Comparing to Tokyo
There is no doubt about it, Tokyo is expensive. With Japanese apartments being so tiny, it can feel even more expensive to shelling out half your paycheck for a one-room apartment. According to the Japanese real-estate site Suumo, the average rent in Tokyo’s more popular wards is about 70,000 to 90,000 yen per month for a one-room apartment. On the same site, similarly sized apartments in Osaka average between 40,000 and 60,000 yen.
A difference in pay expectations offsets this cost. Still, price gaps only get more pronounced as you look at larger apartments. In the 2LDK category–pretty much the minimum for anyone looking to start a family–the average cost of an Osaka apartment tops out at around 120,000 yen per month. In Tokyo, apartments of this size begin near 150,000 yen and max out at nearly 250,000 yen in Minato-ku.

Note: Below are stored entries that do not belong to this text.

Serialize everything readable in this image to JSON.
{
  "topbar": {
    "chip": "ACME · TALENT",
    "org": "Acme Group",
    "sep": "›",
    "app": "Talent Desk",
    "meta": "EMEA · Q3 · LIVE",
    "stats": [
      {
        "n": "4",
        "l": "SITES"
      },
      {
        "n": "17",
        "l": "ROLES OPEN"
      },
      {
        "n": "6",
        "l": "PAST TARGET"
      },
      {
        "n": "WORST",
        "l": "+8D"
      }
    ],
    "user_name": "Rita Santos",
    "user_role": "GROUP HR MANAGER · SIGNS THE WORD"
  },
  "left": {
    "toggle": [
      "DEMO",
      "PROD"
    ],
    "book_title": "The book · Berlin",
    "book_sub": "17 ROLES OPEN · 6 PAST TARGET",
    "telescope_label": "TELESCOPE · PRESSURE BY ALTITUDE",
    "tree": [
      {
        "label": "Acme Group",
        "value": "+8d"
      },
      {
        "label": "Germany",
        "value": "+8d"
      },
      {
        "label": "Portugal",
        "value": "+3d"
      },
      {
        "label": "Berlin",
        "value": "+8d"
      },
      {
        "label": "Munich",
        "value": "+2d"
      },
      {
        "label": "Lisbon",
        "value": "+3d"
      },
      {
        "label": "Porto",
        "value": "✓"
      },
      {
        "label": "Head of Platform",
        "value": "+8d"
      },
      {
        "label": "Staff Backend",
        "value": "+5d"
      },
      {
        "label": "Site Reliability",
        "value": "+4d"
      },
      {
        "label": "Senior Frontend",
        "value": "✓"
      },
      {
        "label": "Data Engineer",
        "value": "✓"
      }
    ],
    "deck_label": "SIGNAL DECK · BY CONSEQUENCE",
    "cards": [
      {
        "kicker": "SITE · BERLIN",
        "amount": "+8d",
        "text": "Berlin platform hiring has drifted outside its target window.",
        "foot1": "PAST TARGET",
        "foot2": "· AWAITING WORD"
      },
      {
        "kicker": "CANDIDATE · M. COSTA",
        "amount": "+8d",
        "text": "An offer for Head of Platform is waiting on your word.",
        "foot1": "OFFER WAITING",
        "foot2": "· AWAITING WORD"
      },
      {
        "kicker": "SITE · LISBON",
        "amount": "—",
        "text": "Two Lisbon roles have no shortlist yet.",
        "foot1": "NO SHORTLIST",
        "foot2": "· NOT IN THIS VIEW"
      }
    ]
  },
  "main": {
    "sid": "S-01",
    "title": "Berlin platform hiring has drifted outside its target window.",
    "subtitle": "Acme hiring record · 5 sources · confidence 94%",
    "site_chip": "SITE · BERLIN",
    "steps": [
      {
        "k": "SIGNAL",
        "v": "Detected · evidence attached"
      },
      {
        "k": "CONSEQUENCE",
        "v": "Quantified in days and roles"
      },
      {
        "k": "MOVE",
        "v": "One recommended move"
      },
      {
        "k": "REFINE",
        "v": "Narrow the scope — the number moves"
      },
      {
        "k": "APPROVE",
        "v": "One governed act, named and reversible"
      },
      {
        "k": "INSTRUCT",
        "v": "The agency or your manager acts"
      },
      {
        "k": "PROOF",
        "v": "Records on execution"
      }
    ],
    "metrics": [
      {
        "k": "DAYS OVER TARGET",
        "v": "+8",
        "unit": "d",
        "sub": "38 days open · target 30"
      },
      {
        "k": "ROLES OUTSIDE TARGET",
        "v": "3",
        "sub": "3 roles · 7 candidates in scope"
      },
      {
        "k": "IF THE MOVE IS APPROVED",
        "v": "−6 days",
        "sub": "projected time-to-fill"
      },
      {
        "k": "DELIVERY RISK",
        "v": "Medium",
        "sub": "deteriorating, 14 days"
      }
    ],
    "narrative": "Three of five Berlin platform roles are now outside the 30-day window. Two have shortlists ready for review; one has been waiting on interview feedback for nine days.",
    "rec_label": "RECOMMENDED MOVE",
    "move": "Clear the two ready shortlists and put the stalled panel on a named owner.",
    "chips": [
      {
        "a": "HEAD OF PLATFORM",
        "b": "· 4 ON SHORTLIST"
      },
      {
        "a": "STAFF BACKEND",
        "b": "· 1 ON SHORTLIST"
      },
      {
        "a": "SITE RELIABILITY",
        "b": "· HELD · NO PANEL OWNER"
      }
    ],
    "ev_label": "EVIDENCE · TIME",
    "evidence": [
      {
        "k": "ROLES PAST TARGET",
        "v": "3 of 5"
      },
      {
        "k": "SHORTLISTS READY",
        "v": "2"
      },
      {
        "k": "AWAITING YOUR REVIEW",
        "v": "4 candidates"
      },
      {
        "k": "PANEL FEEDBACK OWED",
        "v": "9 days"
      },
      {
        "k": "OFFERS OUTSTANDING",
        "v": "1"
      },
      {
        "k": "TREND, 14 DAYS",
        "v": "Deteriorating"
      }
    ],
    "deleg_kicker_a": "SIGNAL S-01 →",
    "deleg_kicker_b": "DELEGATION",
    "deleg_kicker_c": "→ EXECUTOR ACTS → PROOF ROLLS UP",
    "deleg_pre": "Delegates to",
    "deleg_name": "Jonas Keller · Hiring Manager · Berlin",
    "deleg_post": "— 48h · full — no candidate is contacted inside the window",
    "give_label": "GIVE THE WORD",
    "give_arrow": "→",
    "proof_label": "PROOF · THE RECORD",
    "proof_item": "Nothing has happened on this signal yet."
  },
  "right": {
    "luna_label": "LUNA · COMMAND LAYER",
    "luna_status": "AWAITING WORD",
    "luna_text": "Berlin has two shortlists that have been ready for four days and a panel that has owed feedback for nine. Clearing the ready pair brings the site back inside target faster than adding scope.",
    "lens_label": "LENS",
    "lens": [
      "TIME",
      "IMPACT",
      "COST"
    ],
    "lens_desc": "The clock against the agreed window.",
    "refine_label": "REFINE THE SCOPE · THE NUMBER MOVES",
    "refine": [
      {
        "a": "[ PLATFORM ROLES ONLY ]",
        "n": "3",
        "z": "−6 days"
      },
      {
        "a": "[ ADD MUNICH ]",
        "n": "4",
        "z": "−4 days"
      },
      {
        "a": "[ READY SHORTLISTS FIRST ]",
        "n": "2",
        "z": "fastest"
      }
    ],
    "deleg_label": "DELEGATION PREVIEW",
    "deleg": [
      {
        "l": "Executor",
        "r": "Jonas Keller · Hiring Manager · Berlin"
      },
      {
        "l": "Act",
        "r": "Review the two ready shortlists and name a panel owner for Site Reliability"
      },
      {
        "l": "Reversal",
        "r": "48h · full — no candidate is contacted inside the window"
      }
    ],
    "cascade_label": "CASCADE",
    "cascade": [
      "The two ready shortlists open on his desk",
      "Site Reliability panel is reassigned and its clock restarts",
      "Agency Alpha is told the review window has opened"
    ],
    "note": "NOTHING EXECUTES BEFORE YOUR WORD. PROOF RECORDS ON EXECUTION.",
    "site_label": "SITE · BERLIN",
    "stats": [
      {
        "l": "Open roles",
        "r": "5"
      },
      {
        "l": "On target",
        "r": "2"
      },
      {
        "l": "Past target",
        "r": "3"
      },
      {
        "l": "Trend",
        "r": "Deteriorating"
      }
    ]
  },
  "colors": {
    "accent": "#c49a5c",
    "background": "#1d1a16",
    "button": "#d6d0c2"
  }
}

Price Versus Quality of Life
As we saw with rent, Tokyo is much more expensive than Osaka. But this disparity actually goes further than just rent; Tokyo has ranked as one of the most expensive places to live for years. In 2021, Tokyo ranked fourth globally (an improvement over 2020’s third-place rank, but still very high). Luckily, Tokyo also scored fourth on the same Global Livability index; while costly, it has the infrastructure and quality of life to match its price.
But! Tokyo isn’t the highest-scoring Japanese city on the list. As of the 2021 rankings, Tokyo loses to Osaka in both livability and expense. While Tokyo took fourth place in the cost of living, Osaka came in at a reasonable 24th. Of course, this means Osaka is one of the most expensive cities in the world. Still, it is on an entirely different scale when compared to Tokyo. Regardless of the vast difference in cost of living, Osaka comes in second for global livability. Think about that, Osaka ranks 20 spots lower than Tokyo in price but still comes out on top in terms of livability.

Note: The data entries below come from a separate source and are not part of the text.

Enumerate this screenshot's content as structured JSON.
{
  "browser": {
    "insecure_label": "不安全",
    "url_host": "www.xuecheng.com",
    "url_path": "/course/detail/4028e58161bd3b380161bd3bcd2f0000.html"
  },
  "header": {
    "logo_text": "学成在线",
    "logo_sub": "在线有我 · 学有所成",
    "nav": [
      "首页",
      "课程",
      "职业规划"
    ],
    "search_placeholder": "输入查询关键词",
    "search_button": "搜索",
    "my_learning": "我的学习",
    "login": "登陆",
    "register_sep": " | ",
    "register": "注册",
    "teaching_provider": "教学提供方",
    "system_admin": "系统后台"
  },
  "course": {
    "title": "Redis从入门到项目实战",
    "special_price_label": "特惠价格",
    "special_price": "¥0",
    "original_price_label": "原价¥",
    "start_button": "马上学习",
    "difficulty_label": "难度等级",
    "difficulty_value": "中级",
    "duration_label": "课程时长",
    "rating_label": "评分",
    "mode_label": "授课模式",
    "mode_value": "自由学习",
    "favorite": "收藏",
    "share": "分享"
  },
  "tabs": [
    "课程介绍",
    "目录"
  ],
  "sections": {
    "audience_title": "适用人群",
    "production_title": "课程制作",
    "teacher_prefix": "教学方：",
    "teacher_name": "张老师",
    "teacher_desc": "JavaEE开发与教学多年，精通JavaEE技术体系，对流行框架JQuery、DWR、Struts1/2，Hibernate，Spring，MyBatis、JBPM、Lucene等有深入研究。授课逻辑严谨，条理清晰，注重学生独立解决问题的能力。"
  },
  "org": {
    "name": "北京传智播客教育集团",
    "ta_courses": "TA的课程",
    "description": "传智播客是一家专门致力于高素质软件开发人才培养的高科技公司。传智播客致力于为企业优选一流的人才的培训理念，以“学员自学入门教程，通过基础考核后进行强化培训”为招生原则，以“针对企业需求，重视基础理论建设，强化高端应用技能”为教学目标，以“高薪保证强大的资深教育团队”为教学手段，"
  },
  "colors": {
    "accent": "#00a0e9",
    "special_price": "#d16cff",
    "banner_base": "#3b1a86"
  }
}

There is no getting around it; Tokyo has the most foreigners than any other city in Japan. According to 2020 immigration data, the population of foreigners in Tokyo was more than double that of Osaka. Adding neighboring prefectures like Chiba or Kyoto to the calculation only makes the difference more pronounced.
Osaka isn’t the middle of nowhere, but the difference in size means that the communities of foreigners in the area are smaller and might mean fewer opportunities to interact with non-Japanese people. Of course, if you’re looking for greater cultural immersion, this is great. But, it might not be so great if you are prone to homesickness and prefer to be around more people fluent in your native language.
It won’t surprise you, but Tokyo has by far the most direct international flights of any airport in Japan. Narita has 114 direct foreign destinations in 41 countries. This is more than double Kansai’s biggest airport, Kansai International Airport (KIX), with 52 destinations in 20 countries. While KIX does have routes to most of the world, there is a chance you will have to transfer planes or stop in Tokyo.